Pesquisadores do Instituto para Pesquisa do Câncer de Londres anunciaram um avanço importante na medicina moderna. Eles desenvolveram uma injeção inteligente que reduz o câncer de cabeça e pescoço em apenas seis semanas. O estudo foi apresentado durante o Congresso da Sociedade Europeia de Oncologia Médica (ESMO) 2025, em Paris, e chamou a atenção da comunidade científica mundial.
O medicamento, chamado amivantamabe, é um anticorpo biespecífico com ação direcionada. Ele atua em duas moléculas do tumor ao mesmo tempo, bloqueando proteínas que impulsionam o crescimento das células cancerígenas, como a EGFR e a via MET. Assim, o sistema imunológico identifica e elimina as células doentes com mais precisão, o que impede o avanço da doença e reduz a necessidade de tratamentos agressivos.
Resultados clínicos animadores
Os testes envolveram 55 centros de pesquisa de 11 países, incluindo pacientes com cânceres recorrentes e metastáticos. Durante as fases iniciais do estudo, o amivantamabe foi aplicado sozinho e também em combinação com outros medicamentos.
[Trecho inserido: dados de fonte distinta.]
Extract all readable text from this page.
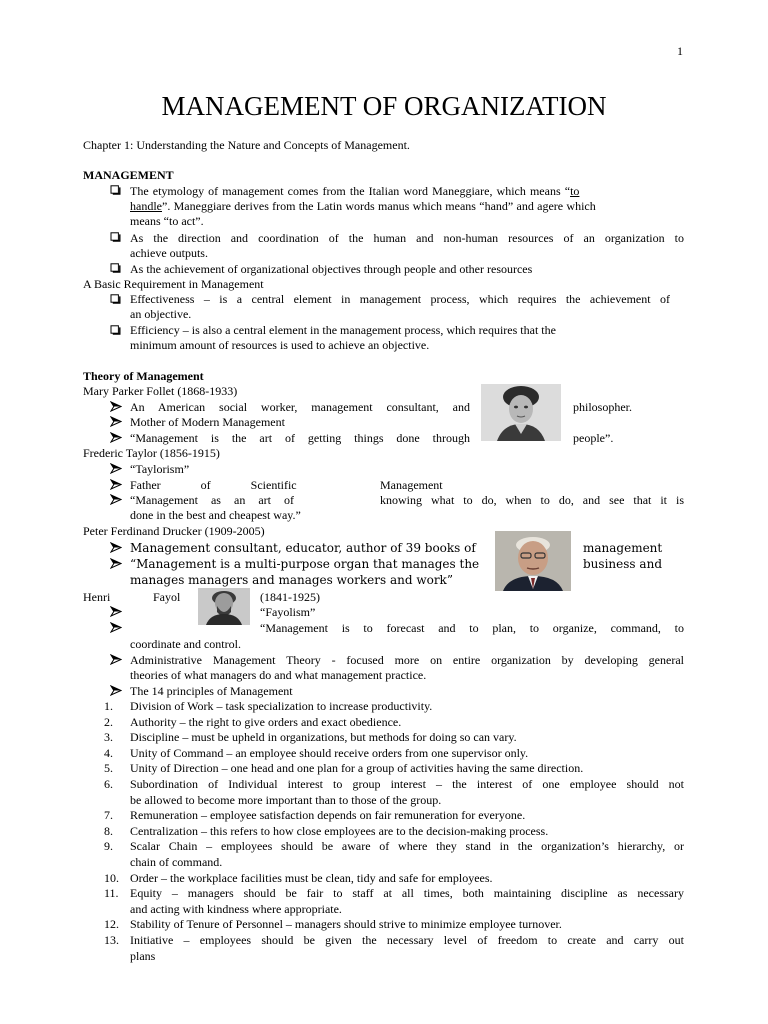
1
MANAGEMENT OF ORGANIZATION
Chapter 1: Understanding the Nature and Concepts of Management.
MANAGEMENT
The etymology of management comes from the Italian word Maneggiare, which means “ to
handle ”. Maneggiare derives from the Latin words manus which means “hand” and agere which
means “to act”.
As the direction and coordination of the human and non-human resources of an organization to
achieve outputs.
As the achievement of organizational objectives through people and other resources
A Basic Requirement in Management
Effectiveness – is a central element in management process, which requires the achievement of
an objective.
Efficiency – is also a central element in the management process, which requires that the
minimum amount of resources is used to achieve an objective.
Theory of Management
Mary Parker Follet (1868-1933)
An American social worker, management consultant, and	philosopher.
Mother of Modern Management
“Management is the art of getting things done through	people”.
Frederic Taylor (1856-1915)
“Taylorism”
Father of Scientific	Management
“Management as an art of	knowing what to do, when to do, and see that it is
done in the best and cheapest way.”
Peter Ferdinand Drucker (1909-2005)
Management consultant, educator, author of 39 books of	management
“Management is a multi-purpose organ that manages the	business and
manages managers and manages workers and work”
Henri	Fayol	(1841-1925)
“Fayolism”
“Management is to forecast and to plan, to organize, command, to
coordinate and control.
Administrative Management Theory - focused more on entire organization by developing general
theories of what managers do and what management practice.
The 14 principles of Management
1. Division of Work – task specialization to increase productivity.
2. Authority – the right to give orders and exact obedience.
3. Discipline – must be upheld in organizations, but methods for doing so can vary.
4. Unity of Command – an employee should receive orders from one supervisor only.
5. Unity of Direction – one head and one plan for a group of activities having the same direction.
6. Subordination of Individual interest to group interest – the interest of one employee should not
be allowed to become more important than to those of the group.
7. Remuneration – employee satisfaction depends on fair remuneration for everyone.
8. Centralization – this refers to how close employees are to the decision-making process.
9. Scalar Chain – employees should be aware of where they stand in the organization’s hierarchy, or
chain of command.
10. Order – the workplace facilities must be clean, tidy and safe for employees.
11. Equity – managers should be fair to staff at all times, both maintaining discipline as necessary
and acting with kindness where appropriate.
12. Stability of Tenure of Personnel – managers should strive to minimize employee turnover.
13. Initiative – employees should be given the necessary level of freedom to create and carry out
plans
Como resultado, 76% dos pacientes apresentaram resposta positiva em até seis semanas.
Além disso, os cientistas observaram baixo índice de efeitos colaterais, geralmente leves. O medicamento também pode ser aplicado sob a pele, o que torna o tratamento mais prático e acessível. Outro destaque é a sobrevida livre de progressão, que alcançou 6,8 meses, um tempo considerado expressivo para casos avançados.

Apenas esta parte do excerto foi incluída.